Decreasing term assurance

 

With decreasing term assurance, instead of the life cover staying at the same level it reduces over the life of the policy and only pays out if death occurs before the policy ends. This type of cover is popular among those taking out repayment mortgages, as the sum assured reduces roughly in line with the amount of capital owed on the mortgage through time. So if death should occur before the period ends, the policy pays out a proportion of the sum originally assured, which should be enough to pay off the amount of capital still owed to the lender.

 

Convertible term assurance

 

Term insurance can be converted into permanent cover after the original policy comes to an end, usually by buying whole-of-life insurance or an endowment policy. You cannot be refused the right to take out the new policy regardless of the state of your health. But there are a number of rules.

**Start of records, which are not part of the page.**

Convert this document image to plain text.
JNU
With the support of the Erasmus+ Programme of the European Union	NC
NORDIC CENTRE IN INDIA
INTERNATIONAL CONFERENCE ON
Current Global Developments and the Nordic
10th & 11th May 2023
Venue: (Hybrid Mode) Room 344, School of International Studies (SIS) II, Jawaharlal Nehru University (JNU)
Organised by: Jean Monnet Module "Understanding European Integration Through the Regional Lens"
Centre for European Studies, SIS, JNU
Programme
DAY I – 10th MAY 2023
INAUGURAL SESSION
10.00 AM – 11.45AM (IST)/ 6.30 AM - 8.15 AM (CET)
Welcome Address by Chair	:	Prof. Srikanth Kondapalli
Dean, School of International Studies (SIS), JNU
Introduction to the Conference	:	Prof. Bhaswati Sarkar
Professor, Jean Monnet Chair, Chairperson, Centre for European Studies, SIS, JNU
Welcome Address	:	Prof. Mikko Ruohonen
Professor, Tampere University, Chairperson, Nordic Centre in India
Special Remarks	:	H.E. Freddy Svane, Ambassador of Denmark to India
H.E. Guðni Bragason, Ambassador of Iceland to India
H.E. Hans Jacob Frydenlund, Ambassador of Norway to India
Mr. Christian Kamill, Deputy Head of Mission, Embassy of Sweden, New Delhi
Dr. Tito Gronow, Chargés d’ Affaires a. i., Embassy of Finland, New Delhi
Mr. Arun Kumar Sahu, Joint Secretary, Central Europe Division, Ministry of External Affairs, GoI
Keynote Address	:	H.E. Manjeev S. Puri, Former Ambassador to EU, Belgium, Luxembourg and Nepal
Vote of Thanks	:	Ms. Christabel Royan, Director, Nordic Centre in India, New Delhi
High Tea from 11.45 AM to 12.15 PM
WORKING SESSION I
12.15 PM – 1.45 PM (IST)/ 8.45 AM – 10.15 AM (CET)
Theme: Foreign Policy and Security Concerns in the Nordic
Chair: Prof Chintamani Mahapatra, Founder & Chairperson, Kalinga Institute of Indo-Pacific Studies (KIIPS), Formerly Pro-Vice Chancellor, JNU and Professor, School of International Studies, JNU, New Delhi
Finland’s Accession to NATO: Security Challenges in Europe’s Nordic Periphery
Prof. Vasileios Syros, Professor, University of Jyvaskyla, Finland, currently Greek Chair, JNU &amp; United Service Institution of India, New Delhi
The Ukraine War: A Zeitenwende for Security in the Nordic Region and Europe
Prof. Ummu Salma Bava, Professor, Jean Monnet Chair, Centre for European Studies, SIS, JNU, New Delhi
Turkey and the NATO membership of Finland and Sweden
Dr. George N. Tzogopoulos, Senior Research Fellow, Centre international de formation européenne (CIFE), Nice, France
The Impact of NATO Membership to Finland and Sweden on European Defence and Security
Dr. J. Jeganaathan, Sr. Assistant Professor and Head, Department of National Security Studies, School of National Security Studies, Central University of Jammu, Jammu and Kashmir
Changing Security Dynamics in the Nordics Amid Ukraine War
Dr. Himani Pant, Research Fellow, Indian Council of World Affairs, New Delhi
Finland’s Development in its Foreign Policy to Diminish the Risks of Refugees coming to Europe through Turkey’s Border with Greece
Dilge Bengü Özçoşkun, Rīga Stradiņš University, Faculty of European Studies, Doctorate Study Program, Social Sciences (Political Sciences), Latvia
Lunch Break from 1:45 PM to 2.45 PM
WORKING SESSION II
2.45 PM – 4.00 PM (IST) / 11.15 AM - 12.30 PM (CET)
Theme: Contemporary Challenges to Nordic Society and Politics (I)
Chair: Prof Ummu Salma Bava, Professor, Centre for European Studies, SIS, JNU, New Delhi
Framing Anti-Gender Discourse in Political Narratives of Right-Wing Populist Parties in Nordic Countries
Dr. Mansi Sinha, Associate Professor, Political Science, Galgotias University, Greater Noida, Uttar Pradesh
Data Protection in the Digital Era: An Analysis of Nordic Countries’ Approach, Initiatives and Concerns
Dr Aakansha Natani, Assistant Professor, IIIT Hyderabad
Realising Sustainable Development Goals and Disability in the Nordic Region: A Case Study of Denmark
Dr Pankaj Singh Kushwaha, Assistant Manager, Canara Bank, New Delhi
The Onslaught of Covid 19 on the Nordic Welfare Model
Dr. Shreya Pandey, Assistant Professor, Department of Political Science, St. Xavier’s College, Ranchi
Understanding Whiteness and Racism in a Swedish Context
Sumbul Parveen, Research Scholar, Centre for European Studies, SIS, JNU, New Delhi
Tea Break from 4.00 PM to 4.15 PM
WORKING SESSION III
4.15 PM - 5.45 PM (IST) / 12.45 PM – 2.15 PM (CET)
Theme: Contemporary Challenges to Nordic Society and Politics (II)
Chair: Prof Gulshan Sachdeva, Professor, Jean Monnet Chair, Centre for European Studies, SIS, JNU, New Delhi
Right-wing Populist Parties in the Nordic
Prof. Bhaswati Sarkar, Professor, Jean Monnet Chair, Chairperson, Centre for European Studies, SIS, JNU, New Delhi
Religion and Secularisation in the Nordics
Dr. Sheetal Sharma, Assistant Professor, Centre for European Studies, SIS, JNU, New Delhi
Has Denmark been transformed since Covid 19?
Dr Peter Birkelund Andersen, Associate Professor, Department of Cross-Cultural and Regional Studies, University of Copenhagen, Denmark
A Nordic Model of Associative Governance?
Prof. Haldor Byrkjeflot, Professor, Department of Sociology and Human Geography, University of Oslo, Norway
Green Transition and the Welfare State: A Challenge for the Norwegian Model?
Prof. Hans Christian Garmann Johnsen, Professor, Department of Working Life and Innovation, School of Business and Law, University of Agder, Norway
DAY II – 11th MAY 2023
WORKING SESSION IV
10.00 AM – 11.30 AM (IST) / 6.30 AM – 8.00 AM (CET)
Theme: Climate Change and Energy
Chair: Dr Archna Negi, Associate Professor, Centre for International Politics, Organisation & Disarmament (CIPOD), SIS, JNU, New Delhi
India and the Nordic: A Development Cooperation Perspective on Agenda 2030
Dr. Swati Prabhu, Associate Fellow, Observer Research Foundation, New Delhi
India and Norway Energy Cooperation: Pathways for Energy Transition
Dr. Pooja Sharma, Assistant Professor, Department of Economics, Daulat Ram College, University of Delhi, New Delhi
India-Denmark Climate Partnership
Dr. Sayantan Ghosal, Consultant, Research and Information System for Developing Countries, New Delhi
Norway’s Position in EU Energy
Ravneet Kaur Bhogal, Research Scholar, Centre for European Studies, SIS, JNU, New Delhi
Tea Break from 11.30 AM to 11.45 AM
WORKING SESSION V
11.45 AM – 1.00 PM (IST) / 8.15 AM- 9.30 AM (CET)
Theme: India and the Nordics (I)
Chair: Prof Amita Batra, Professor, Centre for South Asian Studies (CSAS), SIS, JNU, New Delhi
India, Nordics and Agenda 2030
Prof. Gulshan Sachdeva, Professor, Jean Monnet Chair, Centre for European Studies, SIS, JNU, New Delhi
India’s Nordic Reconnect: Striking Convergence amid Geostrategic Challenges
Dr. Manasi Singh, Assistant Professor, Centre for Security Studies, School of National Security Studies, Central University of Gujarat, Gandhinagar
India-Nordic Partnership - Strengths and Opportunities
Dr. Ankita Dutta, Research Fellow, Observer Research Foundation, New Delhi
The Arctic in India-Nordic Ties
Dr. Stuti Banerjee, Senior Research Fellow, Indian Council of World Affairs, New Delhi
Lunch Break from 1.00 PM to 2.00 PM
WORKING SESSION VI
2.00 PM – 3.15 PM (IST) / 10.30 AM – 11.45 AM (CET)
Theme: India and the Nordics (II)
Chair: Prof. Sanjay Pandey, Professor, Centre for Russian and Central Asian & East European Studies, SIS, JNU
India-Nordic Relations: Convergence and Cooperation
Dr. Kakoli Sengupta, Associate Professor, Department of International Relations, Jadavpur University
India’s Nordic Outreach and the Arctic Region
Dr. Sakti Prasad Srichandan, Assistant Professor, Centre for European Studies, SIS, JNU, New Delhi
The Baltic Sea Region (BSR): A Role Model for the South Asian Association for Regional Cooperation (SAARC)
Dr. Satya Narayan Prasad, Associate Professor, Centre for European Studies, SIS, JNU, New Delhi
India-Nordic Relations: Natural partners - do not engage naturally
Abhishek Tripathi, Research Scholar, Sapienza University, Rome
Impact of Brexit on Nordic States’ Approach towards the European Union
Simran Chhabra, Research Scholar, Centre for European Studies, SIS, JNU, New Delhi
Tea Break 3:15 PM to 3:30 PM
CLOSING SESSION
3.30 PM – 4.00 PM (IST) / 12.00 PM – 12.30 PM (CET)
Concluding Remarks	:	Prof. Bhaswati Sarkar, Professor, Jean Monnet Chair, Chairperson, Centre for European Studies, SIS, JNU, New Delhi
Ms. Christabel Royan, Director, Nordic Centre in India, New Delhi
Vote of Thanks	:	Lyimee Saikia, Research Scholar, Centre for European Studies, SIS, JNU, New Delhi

  • You can’t increase the sum assured when you convert
  • You must convert before your term assurance ends
  • The new premiums will be determined by your age and sex so they will be more expensive.

 

Increasing term assurance

 

The sum assured increases during the policy’s life, usually by five per cent to 10 per cent a year. The sum assured usually runs out when you reach 65.

 

Six things about buying life insurance

  1. Shop around Always shop around and be careful not to trust your bank or any other tied source to provide the best advice. High street mortgage lenders are often tied to one provider and can be very expensive. Make sure to either contact a range of companies or speak to an independent specialist who can search the market for you as no one insurance company can ever be competitive for everyone.
  2. Get the right type of policy This sounds obvious, however, there are dozens of different types of life cover plans available. Known as ‘Term Assurance’, the most common form of life cover pays out should you pass away during a specific time period. However cover can be level, increasing or even decreasing to suit a mortgage. Cover can also be paid as an income or a lump sum, and a range of options will be offered including critical illness, waiver of premium, conversion, renewal and so forth.
  3. How much cover? 10 x your salary? 15 x your salary? £100,000 per child? Double the mortgage? We don’t believe that any set formula works for every individual. It makes sense to firstly work out how much you would need to cover all your debts (mortgage, loans and credit cards) on a lump sum basis and to then consider dependants and earnings.
  4. Always consider single life insurance policies Traditionally joint life cover was far cheaper than taking one policy each. However, in recent years this has changed. Buying two single policies potentially provides double the cover, doesn’t leave a surviving partner without cover later in life and often only costs a few percent more.
  5. Use a trust Every £100,000 of life insurance is a potential £40,000 tax bill under current Inheritance Tax legislation. A trust is a free and simple way to ensure that the monies go to the right person quickly and, as any asset under trust is not considered part of your estate, upon death the pay out is not taxable.
  6. Be honest Forgetting to mention a minor health issue could result in your policy not paying out for ‘non-disclosure’ hence our advice is always to be as honest as possible. Whether it is smoking habits, a bad back or occasional pins & needles – make sure your insurance company knows about it, this way you are safe in the knowledge that your policy will pay out when you need it to.